DEL MONTE FOODS CO. $11 (New York symbol DLM; Aggressive Growth Portfolio, Consumer sector; WSSF Rating: Extra risk) makes a wide variety of canned fruit and vegetables.
In December 2002, Del Monte acquired Heinz’s seafood, baby food, pet food and private label soup businesses. The company felt these operations would broaden its product line, and help it compete with larger food companies.
However, some of the new operations did not perform as well as Del Monte hoped. As part of a new restructuring plan, Del Monte sold some of the slow-growth businesses like baby food and soups. It used the cash to expand its pet food operations.
In 2006, it spent $580 million for the Milk-Bone dog biscuit business, and $705 million for the Meow Mix cat food brand. Pet foods now account for 40% of Del Monte’s sales.
Thanks to the new operations, sales in its second fiscal quarter ended October 29, 2006 rose 12.6%, to $893.5 million from $793.2 million a year earlier. Without the new businesses, sales fell 1.6%.
Restructuring costs cut income from continuing operations by 33.3%, to $0.12 a share (total $23.7 million) from $0.18 a share ($37.3 million). If you disregard unusual items, Del Monte would have earned $0.18 a share in the latest quarter, unchanged from a year earlier.
We think Del Monte’s new focus on pet food makes sense. The company earns higher profits on pet foods than its other products, and Milk-Bone and Meow Mix are among the industry’s best-known brands.

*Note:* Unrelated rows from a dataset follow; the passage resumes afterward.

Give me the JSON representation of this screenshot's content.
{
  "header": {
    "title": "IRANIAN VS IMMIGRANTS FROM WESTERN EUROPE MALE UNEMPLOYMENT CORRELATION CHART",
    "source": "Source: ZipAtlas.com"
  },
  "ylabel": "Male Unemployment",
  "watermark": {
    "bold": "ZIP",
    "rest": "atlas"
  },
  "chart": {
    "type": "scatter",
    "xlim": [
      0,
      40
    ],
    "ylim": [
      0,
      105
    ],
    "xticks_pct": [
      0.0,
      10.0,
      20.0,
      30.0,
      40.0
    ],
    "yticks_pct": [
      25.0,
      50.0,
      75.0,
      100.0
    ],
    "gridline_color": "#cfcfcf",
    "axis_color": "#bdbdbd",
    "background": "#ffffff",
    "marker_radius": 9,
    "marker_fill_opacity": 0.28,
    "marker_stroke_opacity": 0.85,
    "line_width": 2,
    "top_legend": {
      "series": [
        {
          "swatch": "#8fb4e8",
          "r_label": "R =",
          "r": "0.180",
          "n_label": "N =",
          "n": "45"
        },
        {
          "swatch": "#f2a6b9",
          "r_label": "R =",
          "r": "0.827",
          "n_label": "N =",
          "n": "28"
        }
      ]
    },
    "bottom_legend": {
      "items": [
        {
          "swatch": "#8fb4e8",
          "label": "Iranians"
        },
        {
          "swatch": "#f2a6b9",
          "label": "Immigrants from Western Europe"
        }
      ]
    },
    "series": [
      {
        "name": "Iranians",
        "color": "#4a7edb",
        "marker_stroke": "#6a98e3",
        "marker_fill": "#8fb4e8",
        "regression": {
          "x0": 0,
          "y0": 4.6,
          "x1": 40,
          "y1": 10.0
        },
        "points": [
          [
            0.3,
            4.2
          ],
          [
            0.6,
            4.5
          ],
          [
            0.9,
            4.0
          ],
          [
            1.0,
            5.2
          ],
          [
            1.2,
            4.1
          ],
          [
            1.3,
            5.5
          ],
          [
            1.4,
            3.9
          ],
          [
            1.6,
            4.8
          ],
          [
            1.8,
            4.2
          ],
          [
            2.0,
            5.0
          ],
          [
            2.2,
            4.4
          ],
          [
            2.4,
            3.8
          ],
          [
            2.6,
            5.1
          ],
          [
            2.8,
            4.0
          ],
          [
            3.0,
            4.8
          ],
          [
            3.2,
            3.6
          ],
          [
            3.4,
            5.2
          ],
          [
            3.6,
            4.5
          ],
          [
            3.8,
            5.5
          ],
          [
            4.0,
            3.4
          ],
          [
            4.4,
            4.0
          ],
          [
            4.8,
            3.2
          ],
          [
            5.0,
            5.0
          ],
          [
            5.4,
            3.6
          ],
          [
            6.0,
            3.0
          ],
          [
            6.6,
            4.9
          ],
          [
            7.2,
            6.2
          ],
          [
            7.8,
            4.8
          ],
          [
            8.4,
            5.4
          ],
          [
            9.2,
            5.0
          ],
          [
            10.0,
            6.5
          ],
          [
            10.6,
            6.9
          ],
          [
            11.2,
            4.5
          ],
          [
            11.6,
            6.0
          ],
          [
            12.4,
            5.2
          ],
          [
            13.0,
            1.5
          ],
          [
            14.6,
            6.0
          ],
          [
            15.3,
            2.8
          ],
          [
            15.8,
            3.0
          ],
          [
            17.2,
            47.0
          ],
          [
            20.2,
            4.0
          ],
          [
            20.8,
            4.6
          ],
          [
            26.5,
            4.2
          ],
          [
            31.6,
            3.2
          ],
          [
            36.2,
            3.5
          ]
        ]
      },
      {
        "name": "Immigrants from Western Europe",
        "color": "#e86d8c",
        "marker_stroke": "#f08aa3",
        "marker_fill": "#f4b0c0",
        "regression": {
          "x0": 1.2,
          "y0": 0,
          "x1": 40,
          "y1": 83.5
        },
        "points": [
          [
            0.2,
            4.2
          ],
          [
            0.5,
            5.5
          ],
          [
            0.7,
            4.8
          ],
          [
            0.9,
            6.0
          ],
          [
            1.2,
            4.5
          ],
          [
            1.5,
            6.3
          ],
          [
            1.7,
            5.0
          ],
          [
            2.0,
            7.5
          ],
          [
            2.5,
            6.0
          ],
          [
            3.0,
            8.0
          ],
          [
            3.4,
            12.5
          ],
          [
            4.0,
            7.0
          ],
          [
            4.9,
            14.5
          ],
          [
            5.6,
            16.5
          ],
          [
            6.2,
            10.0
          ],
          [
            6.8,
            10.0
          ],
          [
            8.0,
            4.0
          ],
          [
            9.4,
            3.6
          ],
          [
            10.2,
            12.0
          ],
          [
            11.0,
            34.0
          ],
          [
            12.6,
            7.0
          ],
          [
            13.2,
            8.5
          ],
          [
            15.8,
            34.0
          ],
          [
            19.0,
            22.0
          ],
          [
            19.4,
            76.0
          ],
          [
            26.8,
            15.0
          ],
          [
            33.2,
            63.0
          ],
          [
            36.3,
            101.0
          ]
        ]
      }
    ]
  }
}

The acquisitions increased Del Monte’s long-term debt, from 0.9 times at the end of previous fiscal year to 1.5 times. But the cash flow from these new businesses should help it cover the extra interest costs.
The stock has made little progress in the past three years. But it is reasonably priced at 15.3 times its forecast earnings of $0.72 a share, and at 71% of its sales of $15.60 a share. The $0.16 dividend yields 1.5%.
Del Monte is a buy for long-term gains.